Die acht Kritikpunkte

Aus Sicht von Kurt Kammerer sind folgende Dinge in Wirklichkeit anders, als im Interview dargestellt:

"Fehler (1): Unser Service ist nicht nur vertraulich sondern auch verbindlich durch Bestätigung des Empfangs und durch ein lückenloses, auditierbares Transaktionsregister.

Fehler (2): Wir unterstützen alternativ eine Reihe von Verfahren zur Authentifizierung und zur Sicherung der Identität, unter anderen auch PostIdent.

Fehler (3): Bei uns muss der Nutzer nichts herunterladen (wie behauptet) sondern kann rein web-basiert arbeiten. Der Nutzer entscheidet, was ihm lieber ist.
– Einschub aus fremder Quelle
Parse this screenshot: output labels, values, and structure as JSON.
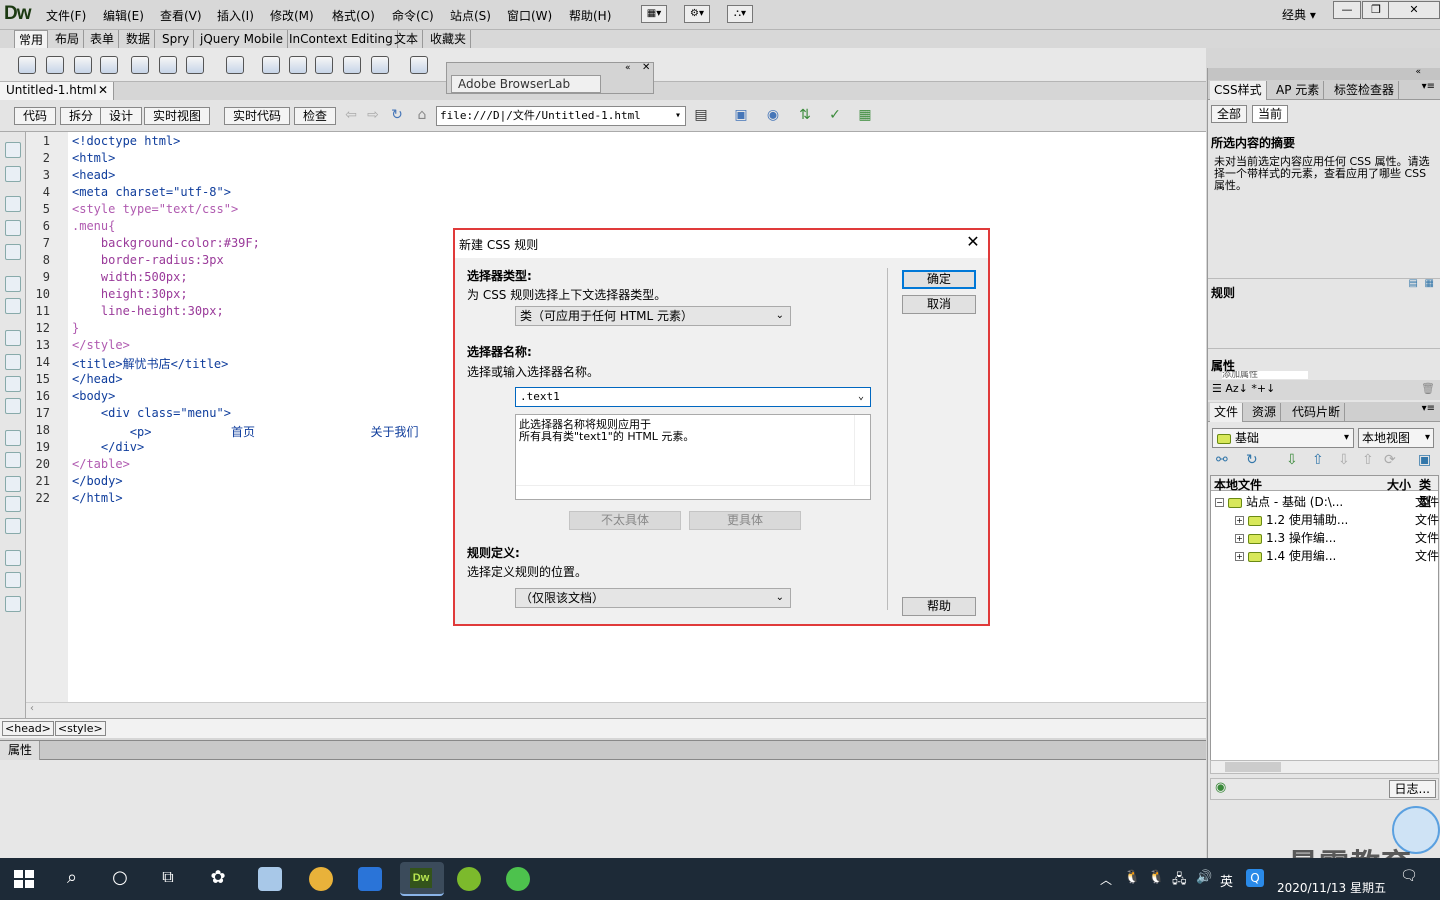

Zudem: (4) Natürlich funktioniert unser Service mit den bestehenden E-Mail Adressen, weil man keine neue braucht und der Kunde auch keine neue will.

(5) Wir sind offen. Während der E-Postbrief nur von der Deutsche Post angeboten werden kann, wird unser Service als Multi-Provider-Dienst von einer Reihe von Dienstleistern angeboten.

(6) Beim E-Postbrief hat die Deutsche Post die Adressdaten, bei unserem Service haben die Dienstleister diese Daten und damit die wertvollen Kundenbeziehungen.

(7) Ausserhalb Deutschlands können Produkte wie DE-Mail oder der E-Postbrief aus vielen Gründen nicht platziert werden. Bei uns ist das anders, zum Beispiel bietet der Provider Würth Itensis (eine IT-Tochter des Würth-Konzerns) Regify seit Juli in der Schweiz an. Der Würth-Konzern nutzt regify national und international.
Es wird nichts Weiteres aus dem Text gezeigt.